The UN Children\'s Fund said the situation facing the 400,000 displaced people in the north was \'dire\'. — BBC Photo BAGHDAD, June 19 (AFP): Iraqi forces regained full control Thursday of the country's biggest oil refinery after heavy fighting with Sunni militants attempting to seize it, officials said.
"The security forces are in full control of the Baiji refinery," Lieutenant General Qassem Atta, Prime Minister Nuri al-Maliki's security spokesman, said in televised remarks.
Reuters report adds: Iraqi government forces battled Sunni militants for control of the country's biggest refinery on Thursday as Prime Minister Nuri al-Maliki waited for a US response to an appeal for air strikes to beat back the threat to Baghdad.
The sprawling Baiji refinery, 200 km (130 miles) north of the capital near Tikrit, was a battlefield as troops loyal to the Shia-led government held off insurgents from the Islamic State of Iraq and the Levant and its allies who had stormed the perimeter a day earlier, threatening national energy supplies.
Video aired by Al-Arabiya television showed smoke billowing from the plant and a black flag used by ISIL flying from a building. Workers trapped inside the complex, which spreads for miles close to the Tigris river, said Sunni militants seemed to hold most of the compound and that the security forces were concentrated around the refinery's control room. Iraqi security officials have denied that the plant was close to falling.
The 250-300 remaining staff were evacuated early on Thursday, one of those workers said by telephone. Military helicopters had attacked militant positions overnight, he added.

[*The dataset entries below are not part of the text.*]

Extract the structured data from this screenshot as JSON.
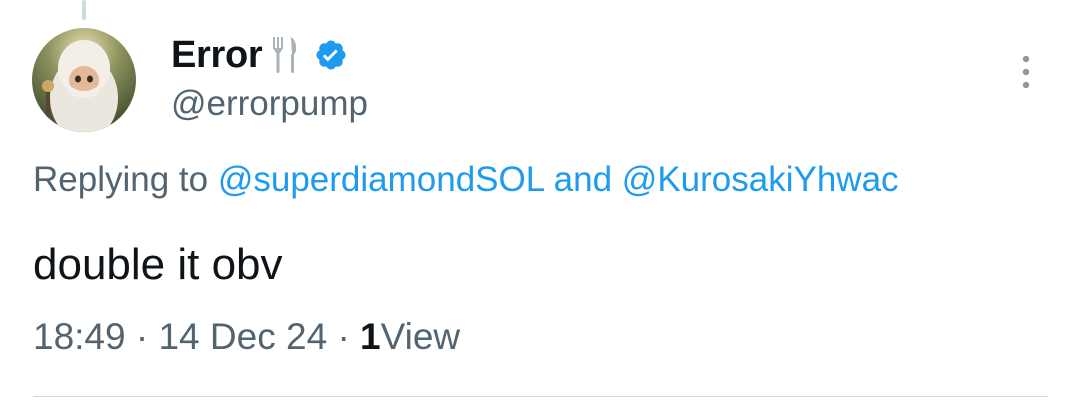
{
  "tweet": {
    "author": {
      "display_name": "Error",
      "name_emoji": "fork-and-knife-icon",
      "verified": true,
      "handle": "@errorpump",
      "avatar": "avatar-icon"
    },
    "reply_context": {
      "prefix": "Replying to",
      "mention_1": "@superdiamondSOL",
      "conjunction": "and",
      "mention_2": "@KurosakiYhwac"
    },
    "text": "double it obv",
    "meta": {
      "time": "18:49",
      "separator_1": "·",
      "date": "14 Dec 24",
      "separator_2": "·",
      "views_count": "1",
      "views_label": "View"
    },
    "more_icon": "more-vertical-icon"
  },
  "colors": {
    "text_primary": "#0f1419",
    "text_secondary": "#536471",
    "accent": "#1d9bf0",
    "divider": "#cfd9de"
  }
}
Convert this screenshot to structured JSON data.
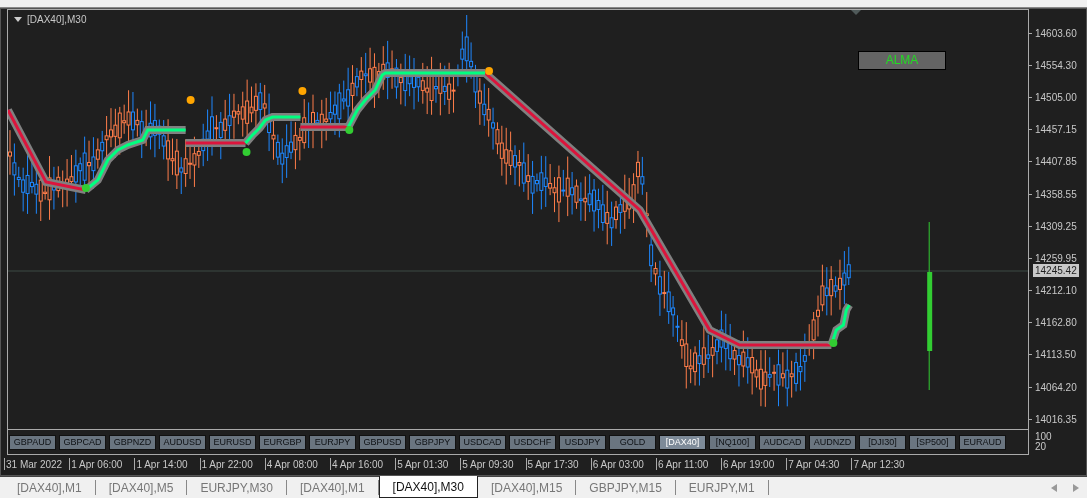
{
  "chart": {
    "title": "[DAX40],M30",
    "indicator_label": "ALMA",
    "current_price": "14245.42",
    "price_ticks": [
      "14603.60",
      "14554.30",
      "14505.00",
      "14457.15",
      "14407.85",
      "14358.55",
      "14309.25",
      "14259.95",
      "14212.10",
      "14162.80",
      "14113.50",
      "14064.20",
      "14016.35"
    ]
  },
  "symbol_buttons": [
    {
      "label": "GBPAUD",
      "selected": false
    },
    {
      "label": "GBPCAD",
      "selected": false
    },
    {
      "label": "GBPNZD",
      "selected": false
    },
    {
      "label": "AUDUSD",
      "selected": false
    },
    {
      "label": "EURUSD",
      "selected": false
    },
    {
      "label": "EURGBP",
      "selected": false
    },
    {
      "label": "EURJPY",
      "selected": false
    },
    {
      "label": "GBPUSD",
      "selected": false
    },
    {
      "label": "GBPJPY",
      "selected": false
    },
    {
      "label": "USDCAD",
      "selected": false
    },
    {
      "label": "USDCHF",
      "selected": false
    },
    {
      "label": "USDJPY",
      "selected": false
    },
    {
      "label": "GOLD",
      "selected": false
    },
    {
      "label": "[DAX40]",
      "selected": true
    },
    {
      "label": "[NQ100]",
      "selected": false
    },
    {
      "label": "AUDCAD",
      "selected": false
    },
    {
      "label": "AUDNZD",
      "selected": false
    },
    {
      "label": "[DJI30]",
      "selected": false
    },
    {
      "label": "[SP500]",
      "selected": false
    },
    {
      "label": "EURAUD",
      "selected": false
    }
  ],
  "subwindow_scale": [
    "100",
    "20"
  ],
  "time_labels": [
    "31 Mar 2022",
    "1 Apr 06:00",
    "1 Apr 14:00",
    "1 Apr 22:00",
    "4 Apr 08:00",
    "4 Apr 16:00",
    "5 Apr 01:30",
    "5 Apr 09:30",
    "5 Apr 17:30",
    "6 Apr 03:00",
    "6 Apr 11:00",
    "6 Apr 19:00",
    "7 Apr 04:30",
    "7 Apr 12:30"
  ],
  "tabs": [
    {
      "label": "[DAX40],M1",
      "selected": false
    },
    {
      "label": "[DAX40],M5",
      "selected": false
    },
    {
      "label": "EURJPY,M30",
      "selected": false
    },
    {
      "label": "[DAX40],M1",
      "selected": false
    },
    {
      "label": "[DAX40],M30",
      "selected": true
    },
    {
      "label": "[DAX40],M15",
      "selected": false
    },
    {
      "label": "GBPJPY,M15",
      "selected": false
    },
    {
      "label": "EURJPY,M1",
      "selected": false
    }
  ]
}
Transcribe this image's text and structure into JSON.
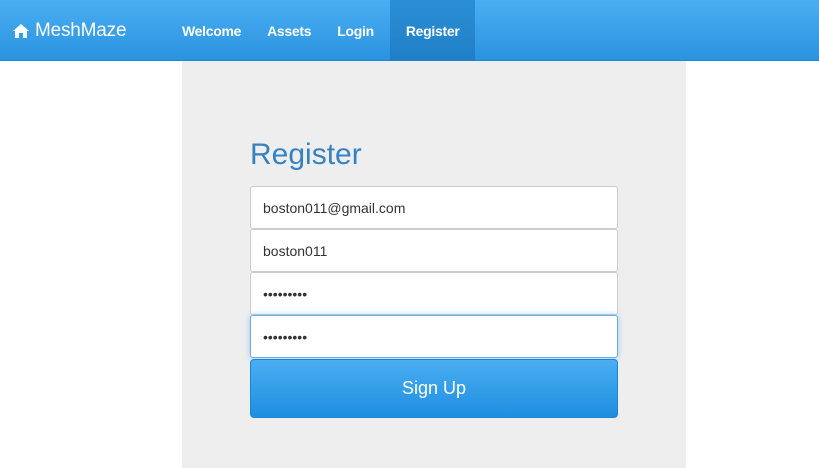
{
  "navbar": {
    "brand": "MeshMaze",
    "brand_icon": "home-icon",
    "links": [
      {
        "label": "Welcome"
      },
      {
        "label": "Assets"
      },
      {
        "label": "Login"
      },
      {
        "label": "Register",
        "active": true
      }
    ],
    "accent_color": "#3aa0ea"
  },
  "form": {
    "title": "Register",
    "email_value": "boston011@gmail.com",
    "username_value": "boston011",
    "password_value": "•••••••••",
    "confirm_password_value": "•••••••••",
    "submit_label": "Sign Up",
    "title_color": "#3582c1"
  }
}
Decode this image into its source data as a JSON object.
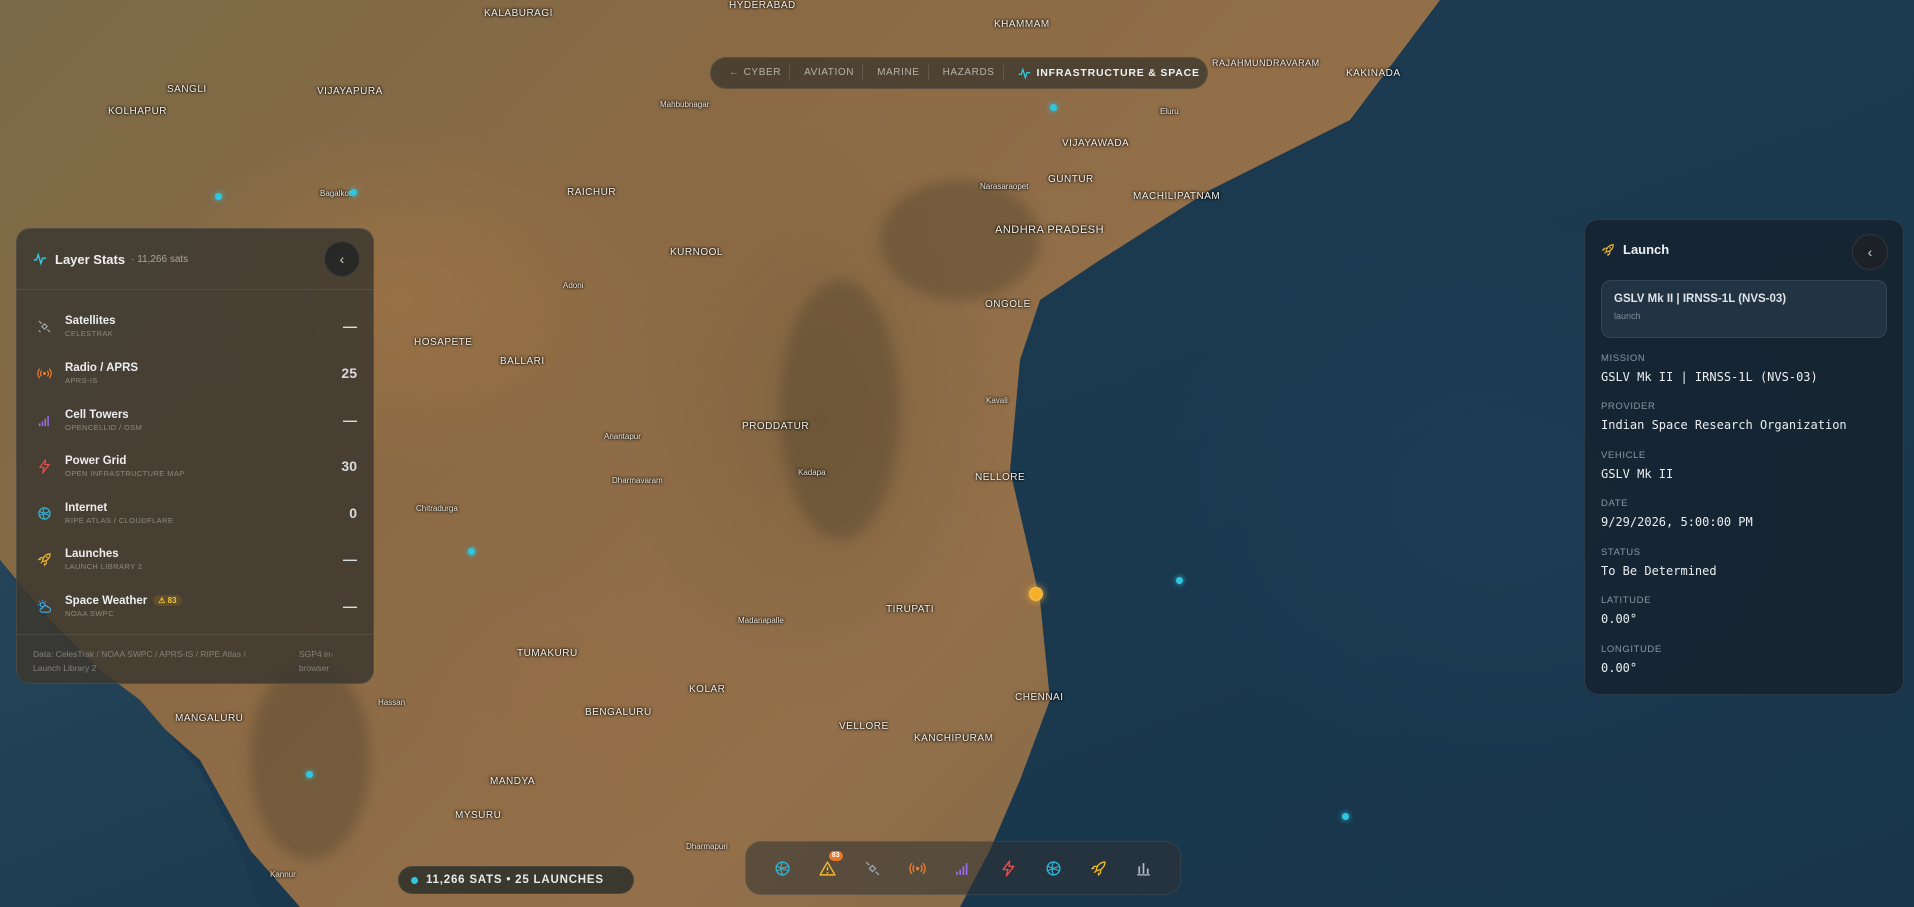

Baiji, 40 km (25 miles) north of Saddam Hussein's home city of Tikrit, lies squarely in territory captured in the past week by an array of armed Sunni groups, spearheaded by ISIL, which is seeking a new Islamic caliphate in Iraq and Syria. On Tuesday, staff shut down the plant, which makes much of the fuel Iraqis in the north need for both transport and generating electricity.
ISIL, which considers Iraq's Shi'ite Muslim majority as heretics in league with neighbouring, Shi'ite Iran, has led a Sunni charge across northern Iraq after capturing the major city of Mosul last week as Maliki's US-armed forces collapsed.
The group's advance has only been slowed by a regrouped military, Shi'ite militias and other volunteers. But on Tuesday, Sunni fighters took the small town of Mutasim, south of Samarra, giving them the prospect of encircling the city which houses a major Shi'ite shrine. A local police source said security forces withdrew without a fight when dozens of vehicles carrying insurgents converged on Mutasim from three directions.
ISIL, whose leader broke with al Qaeda after accusing the global jihadist movement of being too cautious, has now secured cities and territory in Iraq and Syria, in effect putting it well on the path to establishing its own well-armed enclave that Western countries fear could become a centre for terrorism.
The Iraqi government made public on Wednesday its request for US air strikes, two and half years after US forces ended the nine-year occupation that began by toppling Saddam in 2003.
Washington has given no indication it will agree to attack and some politicians have urged President Barack Obama to insist that Maliki goes as a condition for further US help.
Within hours of Iraqi Foreign Minister Hoshyar Zebari making the request public, General Martin Dempsey, the chairman of the Joint Chiefs of Staff, avoided a direct answer when asked by senators whether Washington would accede to the Iraq request.
"We have a request from the Iraqi government for air power," Dempsey said. Asked whether the United States should honour that request, he answered indirectly, saying: "It is in our national security interest to counter ISIL wherever we find them."
Meanwhile, President Barack Obama came under pressure from US lawmakers on Wednesday to persuade Iraqi Prime Minister Nuri al-Maliki to step down over what they see as failed leadership in the face of an insurgency threatening his country.
As Obama held an hour-long meeting with congressional leaders on US options in Iraq, administration officials joined a chorus of criticism of Maliki, faulting him for failing to heal sectarian rifts that militants have exploited.
Army General Martin Dempsey, chairman of the US military's Joint Chiefs of Staff, told a congressional hearing that Maliki's Shi'ite-led government had asked for US air power to help counter Sunni militants who have overrun northern Iraq.
The general did not say whether Washington would meet the request. But Dempsey signaled that the US military - apparently much like Obama - was in no rush to launch airstrikes in Iraq, citing the need to clarify a chaotic situation on the ground so any targets could be selected "responsibly."
In Oval Office talks, Obama briefed the lawmakers on efforts to get Iraqi leaders to "set aside sectarian agendas," reviewed options for "increased security assistance" and sought their views, the White House said.
A senior administration official said afterward that Obama did not lay out a course of action at the meeting and had yet to make a final decision.
At the same time, the Obama administration has quietly started consulting Congress about a plan for redirecting some current intelligence funding to help finance expanded US operations in Iraq, a US national security source said.